Clear Channel (NYSE:CCU) originally announced its $26.7 billion take-private agreement with Bain Capital and TH Lee on Nov. 16, 2006. The firms struck the deal at $37.60 per share, a 25 percent premium over the company’s average stock price for the 30 trading days ended Oct. 24, 2006, but a smaller 10 percent premium over the closing price the day before the deal was announced.

But late last month, Fidelity Management & Research Co., the company’s largest shareholder, reportedly said it would vote against the deal in its current incarnation. A “no” vote from Fidelity, which owns almost 11 percent of Clear Channel, would spell serious trouble for the buyout team. Two-thirds of shareholders are required to approve the deal. Making matters worse for the buyers: Shareholders that abstain are counted as “no” votes.

On Jan. 29, Clear Channel began mailing proxy materials in favor of the $37.60 per share take-private to shareholders for approval. It has scheduled a shareholder meeting for March 21 to vote on the deal. As of press time, Clear Channel shares were trading at $36.31 per share, just 3.4 percent shy of the proposed take out price. The narrow spread led Bank of America Analyst Jonathan Jacoby to surmise in a research note that Clear Channel investors may be expecting a sweetened offer to come in at around $40 per share.

Meanwhile, Carlyle finds itself in a slugfest in its proposed take-private of roofing products manufacturer ElkCorp (NYSE:ELK).
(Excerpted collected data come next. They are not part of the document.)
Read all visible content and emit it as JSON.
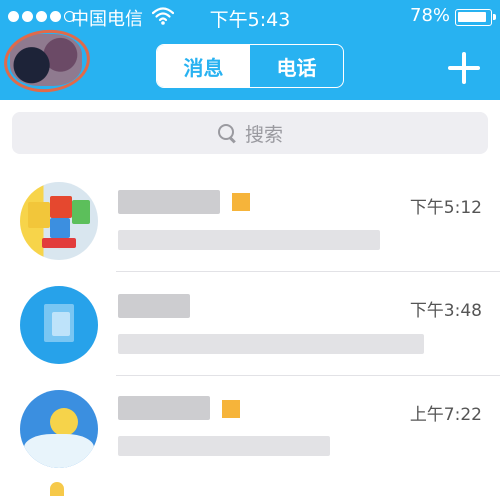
{
  "status_bar": {
    "carrier": "中国电信",
    "time": "下午5:43",
    "battery": "78%"
  },
  "header": {
    "tabs": [
      {
        "label": "消息",
        "active": true
      },
      {
        "label": "电话",
        "active": false
      }
    ]
  },
  "search": {
    "placeholder": "搜索"
  },
  "chats": [
    {
      "time": "下午5:12"
    },
    {
      "time": "下午3:48"
    },
    {
      "time": "上午7:22"
    }
  ],
  "colors": {
    "header_blue": "#28b2f1",
    "vip_orange": "#f6b43a"
  }
}
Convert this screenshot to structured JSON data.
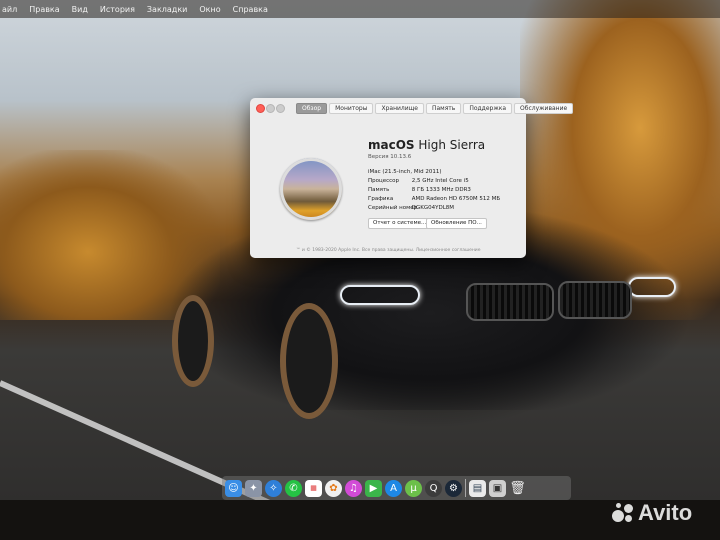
{
  "menubar": {
    "items": [
      "айл",
      "Правка",
      "Вид",
      "История",
      "Закладки",
      "Окно",
      "Справка"
    ]
  },
  "about": {
    "tabs": [
      "Обзор",
      "Мониторы",
      "Хранилище",
      "Память",
      "Поддержка",
      "Обслуживание"
    ],
    "active_tab": "Обзор",
    "os_name_bold": "macOS",
    "os_name": "High Sierra",
    "version": "Версия 10.13.6",
    "model": "iMac (21.5-inch, Mid 2011)",
    "specs": [
      {
        "label": "Процессор",
        "value": "2,5 GHz Intel Core i5"
      },
      {
        "label": "Память",
        "value": "8 ГБ 1333 MHz DDR3"
      },
      {
        "label": "Графика",
        "value": "AMD Radeon HD 6750M 512 МБ"
      },
      {
        "label": "Серийный номер",
        "value": "DGKG04YDL8M"
      }
    ],
    "system_report_button": "Отчет о системе...",
    "software_update_button": "Обновление ПО...",
    "footer": "™ и © 1983-2020 Apple Inc. Все права защищены. Лицензионное соглашение"
  },
  "dock": {
    "icons": [
      "finder-icon",
      "launchpad-icon",
      "safari-icon",
      "whatsapp-icon",
      "calendar-icon",
      "photos-icon",
      "itunes-icon",
      "facetime-icon",
      "app-store-icon",
      "utorrent-icon",
      "quicktime-icon",
      "steam-icon",
      "preview-icon",
      "image-capture-icon",
      "trash-icon"
    ]
  },
  "watermark": "Avito"
}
The Washington, D.C.-based buyout shop is battling strategic acquirer Building Materials Corp. of America for the company. To date, the original proposed delisting price for ElkCorp of $1 billion has ballooned to about $1.15 billion. Building Materials Corp. at press time seemed to be the frontrunner.

Carlyle first agreed to acquire ElkCorp in mid-December for $38-per share. That represented a premium of about 50 percent over the company’s closing share price on the day before it announced it was in play.

Later that month, Building Materials Corp. entered the picture with an unsolicited, $40-per-share offer for ElkCorp. Despite the fact that ElkCorp’s board of directors urged shareholders to reject the offer, Carlyle fired back with a $40.50-per-share offer. When Building Materials Corp. raised its bid to $42 per share a few days later, Carlyle again responded, this time matching the amount. And again ElkCorp stuck to its agreement with Carlyle.

But as of press time, Carlyle had been topped yet once more—this time by a $43.50-per-share offer from its strategic competitor. That amount proved enough to buckle ElkCorp’s loyalty to Carlyle. On Jan. 29, the company served notice that if Carlyle didn’t come forward with a higher offer by Feb. 5, ElkCorp would terminate the deal agreement with the LBO firm. If ElkCorp did so, it would owe Carlyle a $29 million break-up fee.

After a run of windfalls on their take-privates, 2007 has started out as the year that buyout firms are consistently challenged by shareholders, strategic bidders, and even other LBO firms on their take-private attempts. No longer is a signed agreement a sure thing.

Said Gregg Feinstein, managing director and co-head of M&A advisory work at Houlihan Lokey Howard & Zukin: “You have to try to balance your objective of acquiring the company at the most attractive price possible with the odds that another party is going to see that there’s still value left on the table.”—A.N.